H. E. Kalu Rinpoche
(Snow Lion)Rinpoche emphasizes The Four Preliminaries, namely, the preciousness of being born in the human state and in none of the eight fettered states:
- The realm of hell;
- The realm of pretas (hungry ghosts);
- The realm of animals (you do not want to be reborn as a doggie or a kitty-cat, much less as a yak).In addition, there are the fettered states of
- Being reborn as a god or a demi-god (sounds like fun --- but it is dangerously filled with pleasure and nothing else). In human rebirths you also have the possibility of
- Being born in a place with no appropriate spiritual teachings available (Jersey City, Tulsa or Bend, Oregon, or anyplace in Texas);
- Being born as a person who has no respect for religious practice (like American Fundamentalists);
- Being born in an era where there are no Buddhas;
- Being born in an impaired state where one cannot understand the teachings of the masters.These Tibetan Buddhists are gaga over numbers. Not only are there the Three Yanas, the Four Preliminaries, and the Eight Fetters --- you also have your Four Fables, the Eighteen-headed Creature, the Three levels of practice, the "Thirty-two major and Eighty minor marks of physical perfection" and the "Sixty qualities (of speech) that make it a vehicle for perfect communication of the teachings."
There are as well the Fourteen Root Downfalls, and "the Four Injunctions for someone who has taken the bodhisattva vow,
known as the four negative dharmas, the four negative actions ... the eighteen further root downfalls of the Mahjayana and one tradition adds another forty-six precepts.
For those of us who flunked eleventh grade solid geometry (three times) all these numbers can be quite a strain.
Fortunately, there is some merriment sprinkled around in Rinpoche's philosophy. Among the seven attributes of the universal monarch, there are the "eight offering goddesses who offer different sensory pleasures and aspects of sensory experience."

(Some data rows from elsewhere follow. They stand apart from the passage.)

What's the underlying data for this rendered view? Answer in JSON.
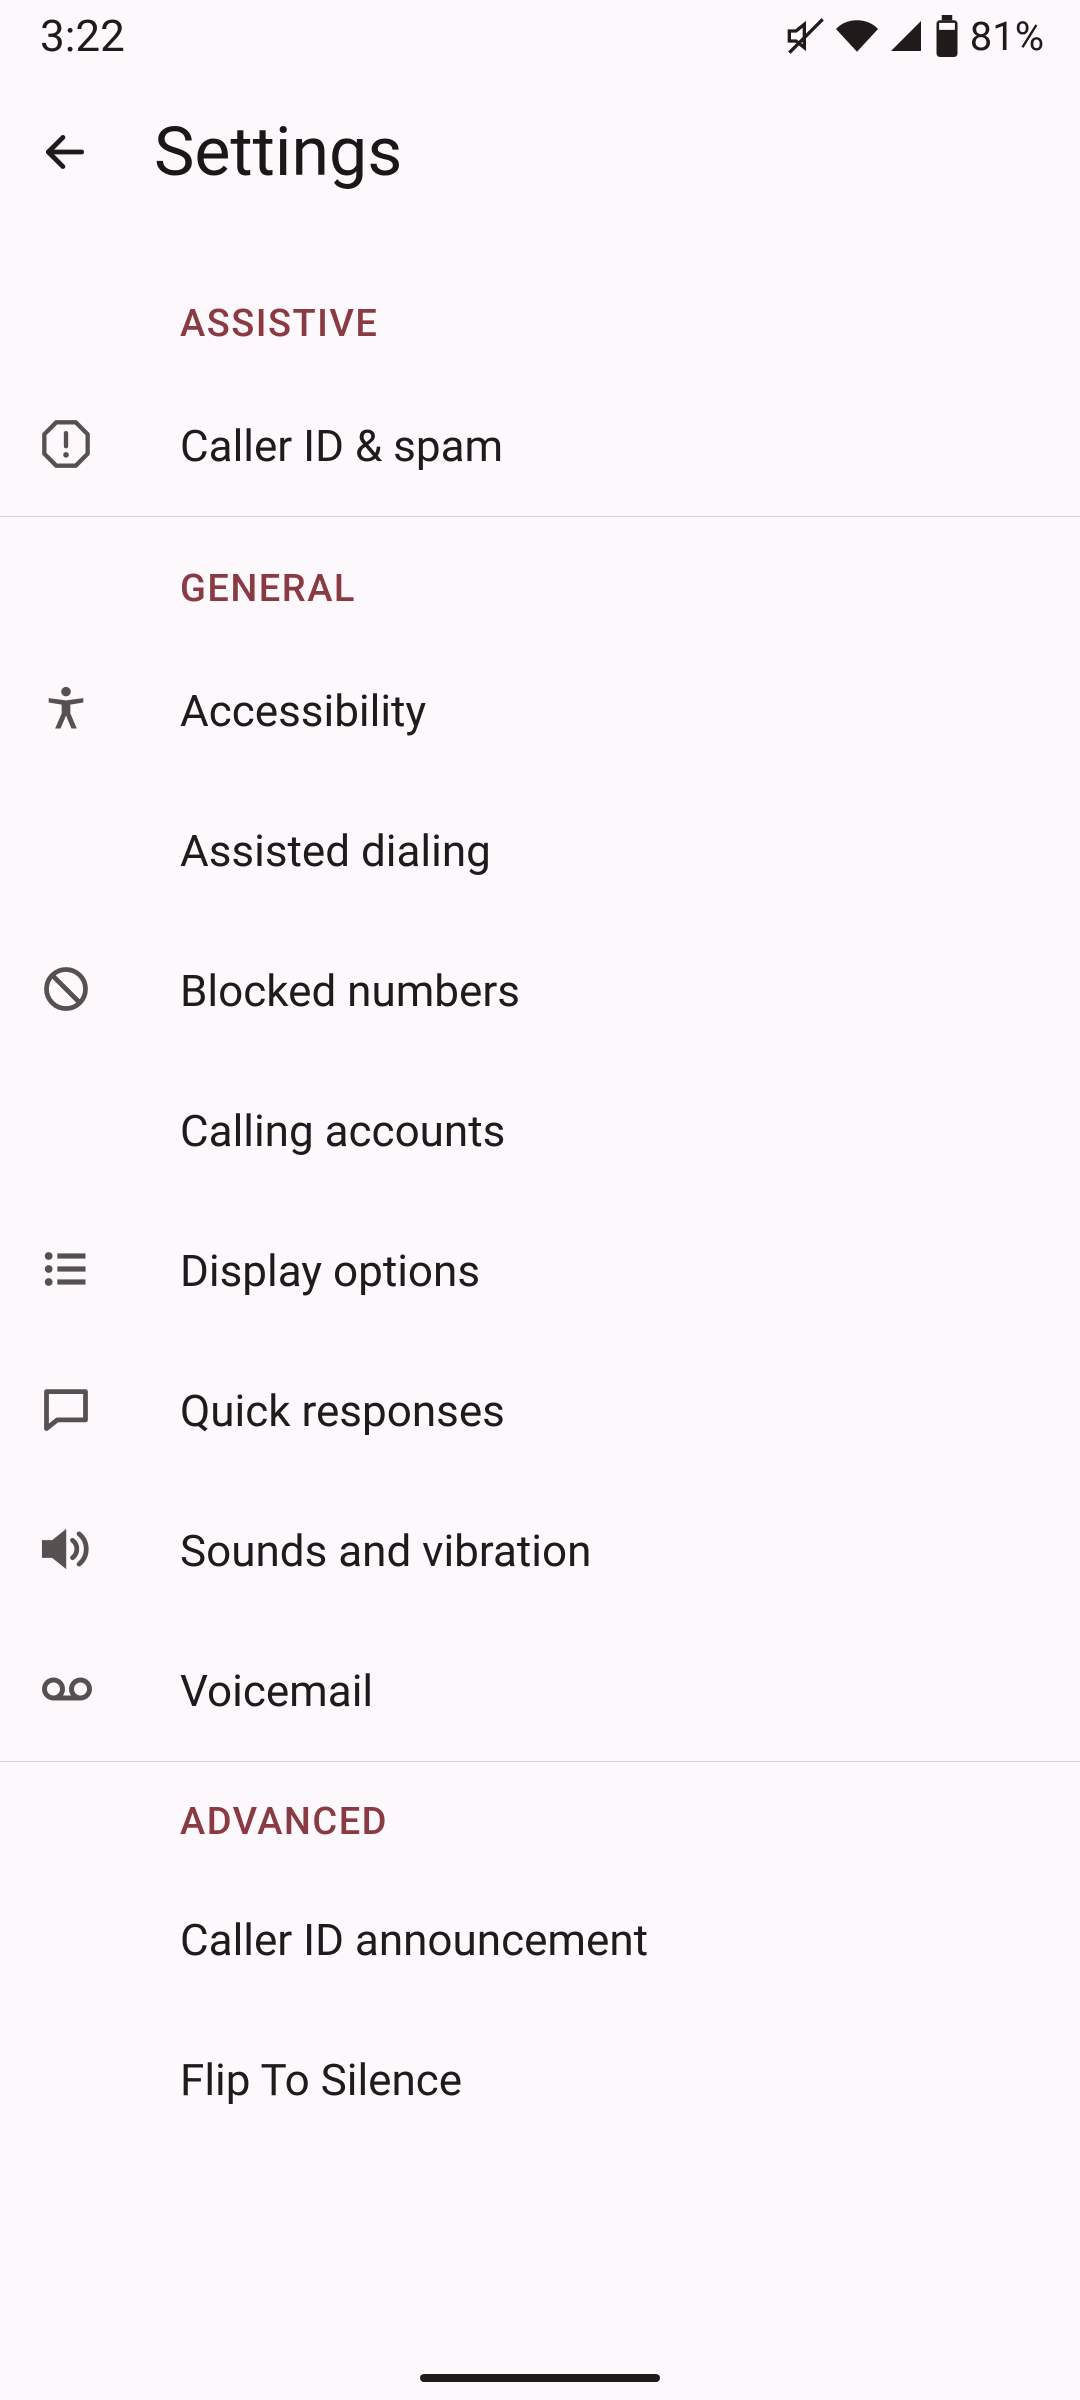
{
  "status_bar": {
    "time": "3:22",
    "battery_text": "81%"
  },
  "app_bar": {
    "title": "Settings"
  },
  "sections": {
    "assistive": {
      "header": "ASSISTIVE",
      "items": [
        {
          "label": "Caller ID & spam"
        }
      ]
    },
    "general": {
      "header": "GENERAL",
      "items": [
        {
          "label": "Accessibility"
        },
        {
          "label": "Assisted dialing"
        },
        {
          "label": "Blocked numbers"
        },
        {
          "label": "Calling accounts"
        },
        {
          "label": "Display options"
        },
        {
          "label": "Quick responses"
        },
        {
          "label": "Sounds and vibration"
        },
        {
          "label": "Voicemail"
        }
      ]
    },
    "advanced": {
      "header": "ADVANCED",
      "items": [
        {
          "label": "Caller ID announcement"
        },
        {
          "label": "Flip To Silence"
        }
      ]
    }
  }
}
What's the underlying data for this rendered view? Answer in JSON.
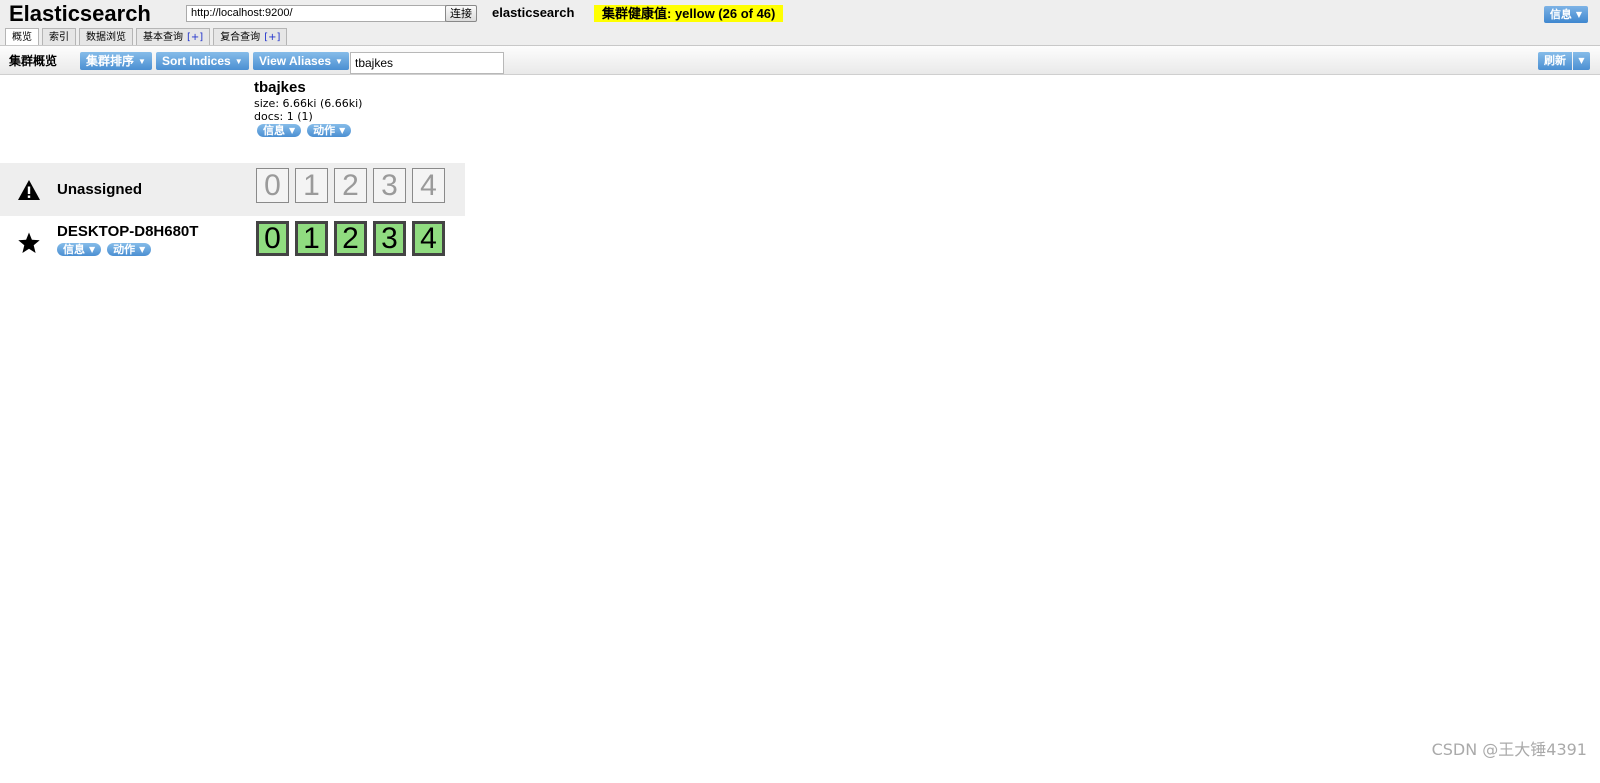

The first is the goddess of gaiety and laughter; the second is the goddess of flower garlands; the third is the goddess of song; and the fourth is the goddess of dance.
And in the recitation of the hundred-syllable mantra, we find
SU TSA ME TSI TANG SHI RI YA KU RUNG HUNG HA HA HA HA HO BAN GA WEN SAR WA TA TA GA TA BEDSRA MA ME MUN
"Ha ha," "ho ban," and "ta ta." Let Binny Hinn compete with that.
Rinpoche wants us to contemplate the "tantra" even in simple acts of lighting a spirit lamp to make tea, or in eating, where "a dedication of merit and virtue occurs at the end of the meal."
There is even a technique in the Vajrayana carried out in the act of urinating.... We meditate that the flow of urine from our body is a flow of nectar. The nectar is that of awareness being shared with the pretas and other beings that are not fortunate enough to have direct contact with the teachings.